インタビュー記録抜粋: 以下は回収時に拘束されたGoI-054-JP構成員へのインタビュー記録の抜粋です。

質問者: Mina Tarumiマイナ・タルミ研究員
対象: 霧の探求者構成員"Ameliaアメリア7"(本名:君島 風音)。記憶の欠落を根拠に、2016年初夏頃に記憶の改竄を受けたことを主張しているが、実際にはこの記憶処理は行われていない8

<抜粋開始>

Tarumi研究員: さて、改めてSCP-XXX-JP─あの寄生生物について説明してください。

Amelia: 私たちの記憶が奪われていることを教えてくれる素晴らしい生き物だと先輩から聞いている。

Tarumi研究員: なるほど、ありがとうございます。

Amelia: 3年前に私から奪った記憶を返して!

Tarumi研究員: 前向きに検討させていただきます。

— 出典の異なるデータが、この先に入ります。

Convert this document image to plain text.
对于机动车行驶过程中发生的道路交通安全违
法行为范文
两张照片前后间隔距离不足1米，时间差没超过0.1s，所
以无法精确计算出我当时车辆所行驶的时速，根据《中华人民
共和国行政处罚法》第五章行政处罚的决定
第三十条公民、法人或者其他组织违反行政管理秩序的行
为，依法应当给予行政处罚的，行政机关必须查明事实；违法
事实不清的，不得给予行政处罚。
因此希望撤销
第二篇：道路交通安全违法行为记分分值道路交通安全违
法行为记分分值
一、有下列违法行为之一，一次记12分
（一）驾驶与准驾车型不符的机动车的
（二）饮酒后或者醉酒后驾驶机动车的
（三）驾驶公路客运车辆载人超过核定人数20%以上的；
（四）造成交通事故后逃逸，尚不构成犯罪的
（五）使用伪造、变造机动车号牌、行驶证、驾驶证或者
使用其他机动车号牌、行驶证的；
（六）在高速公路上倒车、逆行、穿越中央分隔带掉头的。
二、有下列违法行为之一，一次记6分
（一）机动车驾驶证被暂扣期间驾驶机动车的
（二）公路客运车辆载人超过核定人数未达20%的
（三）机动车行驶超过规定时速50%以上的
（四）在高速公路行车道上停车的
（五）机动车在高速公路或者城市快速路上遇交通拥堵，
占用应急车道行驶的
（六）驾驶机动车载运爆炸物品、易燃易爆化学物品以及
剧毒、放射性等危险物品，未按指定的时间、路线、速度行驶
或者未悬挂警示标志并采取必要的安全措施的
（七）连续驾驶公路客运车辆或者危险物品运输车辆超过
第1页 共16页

ところで、彼らがあなたの記憶を「食べて」いたことについては認識していますか?

Amelia: えっ。

Tarumi研究員: 彼らは人間の思い出を杜撰な形で食い散らかします。結果的に寄生された宿主は「失っていた記憶」の存在に気づいてしまう形になるようですよ。

Amelia: [俯き、反応を返さない]

Tarumi研究員: 我々の調べた限りでは、あなたが2016年ごろに何らかの事件に巻き込まれ、我々によって記憶に作用する薬品の投与やそれに準ずる外科的処置などが行われたという記録は存在しません。霧の探究者に参加する以前のあなたは、紛れもなく一般人であったのでしょう。

Amelia: そんな、嘘だ……。

<抜粋終了>

GoI-054-JP構成員であった君島氏は情報収集の終了後、SCP-XXX-JPを除去し、記憶処理を施した上で解放されました。STFによる再度の接触の可能性が存在するため、監視部隊ζ-19が配置されています。